Invariant planes and the classification

We have now shown how Möbius transformations are mapped to $3\times3$ matrices $A$ in $SO(2,1)$. The classification of Möbius transformations is determined by the properties of these $3\times3$ matrices.

First, we must show that each such matrix $A$ has an eigenvector $\mathbf{n}$ with eigenvalue 1. Since it is a $3\times3$ matrix, it will have three eigenvalues, counting multiplicity. Suppose $\lambda$ is an eigenvalue (possibly complex), and let $\mathbf{x}$ be an eigenvector for $\lambda$. Then $A\mathbf{x}= \lambda\mathbf{x}$. Since $A^T JA=J$, we have $J\mathbf{x}=A^TJA\mathbf{x}=\lambda\,A^TJ\mathbf{x}$. Then $J\mathbf{x}$ is an eigenvector of $A^T$ with eigenvalue $1/\lambda$. Since $A$ and $A^T$ have the same eigenvalues, we conclude that $1/\lambda$ is also an eigenvalue of $A$. Thus, if $\lambda\neq 1$, then the third eigenvalue must be 1, in order for the determinant of $A$ (which is always equal to the product of all the eigenvalues) to be 1. This proves $A$ has an eigenvalue equal to 1.
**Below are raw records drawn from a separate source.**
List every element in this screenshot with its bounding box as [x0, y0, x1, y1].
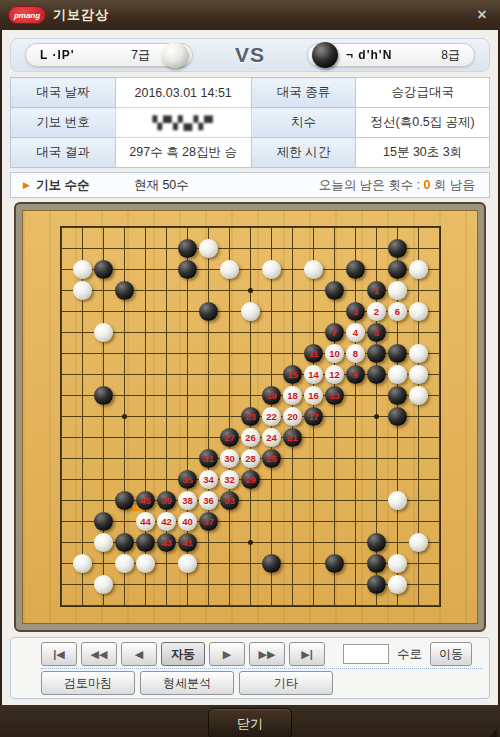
- white-stone-8-2: [199, 239, 218, 258]
- white-stone-11-3: [262, 260, 281, 279]
- label-time-limit: 제한 시간: [251, 138, 356, 168]
- remaining-views-text: 오늘의 남은 횟수 : 0 회 남음: [319, 177, 475, 194]
- move-number: 38: [182, 496, 193, 506]
- white-stone-17-8: [388, 365, 407, 384]
- move-number: 2: [374, 307, 379, 317]
- black-stone-8-5: [199, 302, 218, 321]
- black-stone-13-7: 11: [304, 344, 323, 363]
- white-stone-18-16: [409, 533, 428, 552]
- move-number: 31: [203, 454, 214, 464]
- white-stone-12-10: 20: [283, 407, 302, 426]
- divider: [41, 668, 483, 669]
- white-stone-16-5: 2: [367, 302, 386, 321]
- black-player-rank: 8급: [441, 47, 460, 64]
- white-stone-9-13: 32: [220, 470, 239, 489]
- white-player-rank: 7급: [131, 47, 150, 64]
- move-number: 3: [353, 307, 358, 317]
- move-number: 10: [329, 349, 340, 359]
- black-stone-15-5: 3: [346, 302, 365, 321]
- white-stone-11-11: 24: [262, 428, 281, 447]
- move-number: 5: [374, 328, 379, 338]
- title-bar: pmang 기보감상 ×: [0, 0, 500, 30]
- value-game-type: 승강급대국: [356, 78, 490, 108]
- black-stone-12-11: 21: [283, 428, 302, 447]
- arrow-icon: ▶: [23, 180, 30, 190]
- black-stone-16-4: 1: [367, 281, 386, 300]
- table-row: 대국 결과 297수 흑 28집반 승 제한 시간 15분 30초 3회: [11, 138, 490, 168]
- move-number: 36: [203, 496, 214, 506]
- move-number: 15: [287, 370, 298, 380]
- black-stone-8-15: 37: [199, 512, 218, 531]
- label-game-date: 대국 날짜: [11, 78, 116, 108]
- white-player-name: L ·IP': [30, 48, 75, 62]
- black-stone-6-14: 39: [157, 491, 176, 510]
- nav-last-button[interactable]: ▶|: [289, 642, 325, 666]
- white-stone-5-17: [136, 554, 155, 573]
- nav-forward-button[interactable]: ▶: [209, 642, 245, 666]
- resize-grip-icon[interactable]: ◢: [486, 725, 497, 737]
- close-icon[interactable]: ×: [472, 7, 492, 23]
- move-number: 41: [182, 538, 193, 548]
- black-stone-4-14: [115, 491, 134, 510]
- black-stone-16-8: [367, 365, 386, 384]
- nav-back-button[interactable]: ◀: [121, 642, 157, 666]
- goto-move-button[interactable]: 이동: [430, 642, 472, 666]
- black-stone-8-12: 31: [199, 449, 218, 468]
- black-stone-17-9: [388, 386, 407, 405]
- white-stone-2-4: [73, 281, 92, 300]
- black-stone-3-15: [94, 512, 113, 531]
- label-record-number: 기보 번호: [11, 108, 116, 138]
- game-record-viewer-window: pmang 기보감상 × L ·IP' 7급 VS ¬ d'h'N 8급 대국 …: [0, 0, 500, 737]
- black-stone-10-10: 23: [241, 407, 260, 426]
- white-player-plate: L ·IP' 7급: [25, 43, 193, 67]
- label-handicap: 치수: [251, 108, 356, 138]
- move-number: 24: [266, 433, 277, 443]
- black-stone-9-14: 33: [220, 491, 239, 510]
- star-point: [374, 414, 379, 419]
- black-stone-14-6: 7: [325, 323, 344, 342]
- black-stone-10-13: 29: [241, 470, 260, 489]
- black-stone-7-16: 41: [178, 533, 197, 552]
- move-number: 27: [224, 433, 235, 443]
- value-record-number: ▚▀▞▄▚▀: [115, 108, 251, 138]
- close-button[interactable]: 닫기: [208, 708, 292, 737]
- move-number: 29: [245, 475, 256, 485]
- star-point: [122, 414, 127, 419]
- white-stone-11-10: 22: [262, 407, 281, 426]
- move-number: 35: [182, 475, 193, 485]
- nav-fast-back-button[interactable]: ◀◀: [81, 642, 117, 666]
- white-stone-18-9: [409, 386, 428, 405]
- white-stone-13-3: [304, 260, 323, 279]
- move-sequence-label: 기보 수순: [36, 177, 116, 194]
- game-info-table: 대국 날짜 2016.03.01 14:51 대국 종류 승강급대국 기보 번호…: [10, 77, 490, 168]
- label-game-result: 대국 결과: [11, 138, 116, 168]
- black-stone-7-2: [178, 239, 197, 258]
- value-game-date: 2016.03.01 14:51: [115, 78, 251, 108]
- black-stone-9-11: 27: [220, 428, 239, 447]
- move-number: 17: [308, 412, 319, 422]
- white-stone-14-8: 12: [325, 365, 344, 384]
- star-point: [248, 288, 253, 293]
- go-board-frame: 1326745111081514129191816132322201727262…: [14, 202, 486, 632]
- white-stone-7-14: 38: [178, 491, 197, 510]
- move-number: 43: [161, 538, 172, 548]
- black-stone-5-16: [136, 533, 155, 552]
- white-stone-17-14: [388, 491, 407, 510]
- goto-move-input[interactable]: [343, 644, 389, 664]
- white-stone-2-3: [73, 260, 92, 279]
- black-stone-17-7: [388, 344, 407, 363]
- white-stone-15-6: 4: [346, 323, 365, 342]
- nav-row: |◀ ◀◀ ◀ 자동 ▶ ▶▶ ▶| 수로 이동: [41, 642, 483, 666]
- black-stone-14-9: 13: [325, 386, 344, 405]
- white-stone-13-8: 14: [304, 365, 323, 384]
- black-stone-4-16: [115, 533, 134, 552]
- move-number: 42: [161, 517, 172, 527]
- black-stone-11-9: 19: [262, 386, 281, 405]
- black-stone-5-14: 45: [136, 491, 155, 510]
- go-board-grid[interactable]: 1326745111081514129191816132322201727262…: [51, 217, 450, 616]
- white-stone-14-7: 10: [325, 344, 344, 363]
- black-stone-16-18: [367, 575, 386, 594]
- move-number: 7: [332, 328, 337, 338]
- move-number: 19: [266, 391, 277, 401]
- vs-label: VS: [235, 43, 265, 67]
- move-number: 37: [203, 517, 214, 527]
- white-stone-7-15: 40: [178, 512, 197, 531]
- value-game-result: 297수 흑 28집반 승: [115, 138, 251, 168]
- black-stone-11-17: [262, 554, 281, 573]
- black-stone-16-17: [367, 554, 386, 573]
- white-stone-13-9: 16: [304, 386, 323, 405]
- move-number: 30: [224, 454, 235, 464]
- black-stone-3-9: [94, 386, 113, 405]
- white-stone-18-8: [409, 365, 428, 384]
- white-stone-18-5: [409, 302, 428, 321]
- move-number: 12: [329, 370, 340, 380]
- white-stone-10-11: 26: [241, 428, 260, 447]
- move-number: 13: [329, 391, 340, 401]
- label-game-type: 대국 종류: [251, 78, 356, 108]
- current-move-count: 현재 50수: [134, 177, 189, 194]
- move-number: 16: [308, 391, 319, 401]
- black-stone-17-10: [388, 407, 407, 426]
- black-stone-15-8: 9: [346, 365, 365, 384]
- move-number: 28: [245, 454, 256, 464]
- move-number: 32: [224, 475, 235, 485]
- move-number: 44: [140, 517, 151, 527]
- black-stone-icon: [312, 42, 338, 68]
- nav-first-button[interactable]: |◀: [41, 642, 77, 666]
- white-stone-17-4: [388, 281, 407, 300]
- black-stone-12-8: 15: [283, 365, 302, 384]
- white-stone-2-17: [73, 554, 92, 573]
- black-player-plate: ¬ d'h'N 8급: [307, 43, 475, 67]
- window-title: 기보감상: [53, 6, 109, 24]
- black-stone-16-16: [367, 533, 386, 552]
- move-number: 1: [374, 286, 379, 296]
- white-stone-17-5: 6: [388, 302, 407, 321]
- white-stone-9-12: 30: [220, 449, 239, 468]
- black-stone-11-12: 25: [262, 449, 281, 468]
- last-move-marker-icon: [133, 504, 141, 511]
- move-number: 14: [308, 370, 319, 380]
- white-stone-icon: [162, 42, 188, 68]
- white-stone-18-7: [409, 344, 428, 363]
- move-number: 45: [140, 496, 151, 506]
- white-stone-7-17: [178, 554, 197, 573]
- black-stone-7-3: [178, 260, 197, 279]
- white-stone-3-16: [94, 533, 113, 552]
- move-number: 6: [395, 307, 400, 317]
- black-stone-14-17: [325, 554, 344, 573]
- value-handicap: 정선(흑0.5집 공제): [356, 108, 490, 138]
- white-stone-17-18: [388, 575, 407, 594]
- black-stone-16-7: [367, 344, 386, 363]
- table-row: 대국 날짜 2016.03.01 14:51 대국 종류 승강급대국: [11, 78, 490, 108]
- etc-button[interactable]: 기타: [239, 671, 333, 695]
- black-stone-15-3: [346, 260, 365, 279]
- white-stone-17-17: [388, 554, 407, 573]
- go-board-wood: 1326745111081514129191816132322201727262…: [22, 210, 478, 624]
- white-stone-15-7: 8: [346, 344, 365, 363]
- move-number: 18: [287, 391, 298, 401]
- black-stone-14-4: [325, 281, 344, 300]
- move-number: 4: [353, 328, 358, 338]
- white-stone-18-3: [409, 260, 428, 279]
- goto-move-label: 수로: [397, 646, 422, 663]
- white-stone-10-5: [241, 302, 260, 321]
- white-stone-12-9: 18: [283, 386, 302, 405]
- move-number: 11: [308, 349, 318, 359]
- players-band: L ·IP' 7급 VS ¬ d'h'N 8급: [10, 38, 490, 72]
- white-stone-8-14: 36: [199, 491, 218, 510]
- black-stone-3-3: [94, 260, 113, 279]
- move-number: 22: [266, 412, 277, 422]
- pmang-logo-icon: pmang: [8, 6, 46, 24]
- white-stone-10-12: 28: [241, 449, 260, 468]
- black-stone-17-2: [388, 239, 407, 258]
- black-player-name: ¬ d'h'N: [344, 48, 392, 62]
- playback-controls-panel: |◀ ◀◀ ◀ 자동 ▶ ▶▶ ▶| 수로 이동 검토마침 형세분석 기타: [10, 637, 490, 699]
- white-stone-4-17: [115, 554, 134, 573]
- black-stone-4-4: [115, 281, 134, 300]
- move-number: 26: [245, 433, 256, 443]
- move-number: 9: [353, 370, 358, 380]
- footer-bar: 닫기 ◢: [0, 705, 500, 737]
- move-number: 39: [161, 496, 172, 506]
- move-number: 21: [287, 433, 298, 443]
- table-row: 기보 번호 ▚▀▞▄▚▀ 치수 정선(흑0.5집 공제): [11, 108, 490, 138]
- move-number: 8: [353, 349, 358, 359]
- move-number: 33: [224, 496, 235, 506]
- white-stone-3-18: [94, 575, 113, 594]
- black-stone-6-16: 43: [157, 533, 176, 552]
- star-point: [248, 540, 253, 545]
- white-stone-9-3: [220, 260, 239, 279]
- move-number: 40: [182, 517, 193, 527]
- nav-fast-forward-button[interactable]: ▶▶: [249, 642, 285, 666]
- white-stone-3-6: [94, 323, 113, 342]
- move-sequence-bar: ▶ 기보 수순 현재 50수 오늘의 남은 횟수 : 0 회 남음: [10, 172, 490, 198]
- window-content: L ·IP' 7급 VS ¬ d'h'N 8급 대국 날짜 2016.03.01…: [0, 30, 500, 737]
- black-stone-13-10: 17: [304, 407, 323, 426]
- move-number: 20: [287, 412, 298, 422]
- tools-row: 검토마침 형세분석 기타: [41, 671, 483, 695]
- nav-auto-button[interactable]: 자동: [161, 642, 205, 666]
- white-stone-5-15: 44: [136, 512, 155, 531]
- white-stone-6-15: 42: [157, 512, 176, 531]
- remaining-count: 0: [424, 178, 431, 192]
- move-number: 23: [245, 412, 256, 422]
- black-stone-17-3: [388, 260, 407, 279]
- value-time-limit: 15분 30초 3회: [356, 138, 490, 168]
- review-end-button[interactable]: 검토마침: [41, 671, 135, 695]
- shape-analysis-button[interactable]: 형세분석: [140, 671, 234, 695]
- move-number: 34: [203, 475, 214, 485]
- black-stone-7-13: 35: [178, 470, 197, 489]
- white-stone-8-13: 34: [199, 470, 218, 489]
- black-stone-16-6: 5: [367, 323, 386, 342]
- move-number: 25: [266, 454, 277, 464]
Also, if $A$ has more than one independent eigenvector with eigenvalue 1, then it must be the identity matrix. Then for non-identity matrices $A$, let $\mathbf{n}$ be a unit eigenvector with eigenvalue 1, i.e. such that $A\mathbf{n}=\mathbf{n}$. All the planes $\{\mathbf{n}^T J \mathbf{x}=c\}$ are invariant under $A$, since

$$\mathbf{n}^T J A\mathbf{x}= \mathbf{n}^T (A^T)^{-1} J \mathbf{x}= (A^{-1}\mathbf{n})^T J\mathbf{x} =\mathbf{n}^T J\mathbf{x}.$$

This is a family of parallel planes all invariant under $A$. Then we say that $A$ is elliptic, parabolic or hyperbolic if and only if the corresponding cross-sections of the standard right circular cone are ellipses, parabolas, or hyperbolas, respectively. It's really that simple. However, there is quite a bit of checking involved in the statements in this section.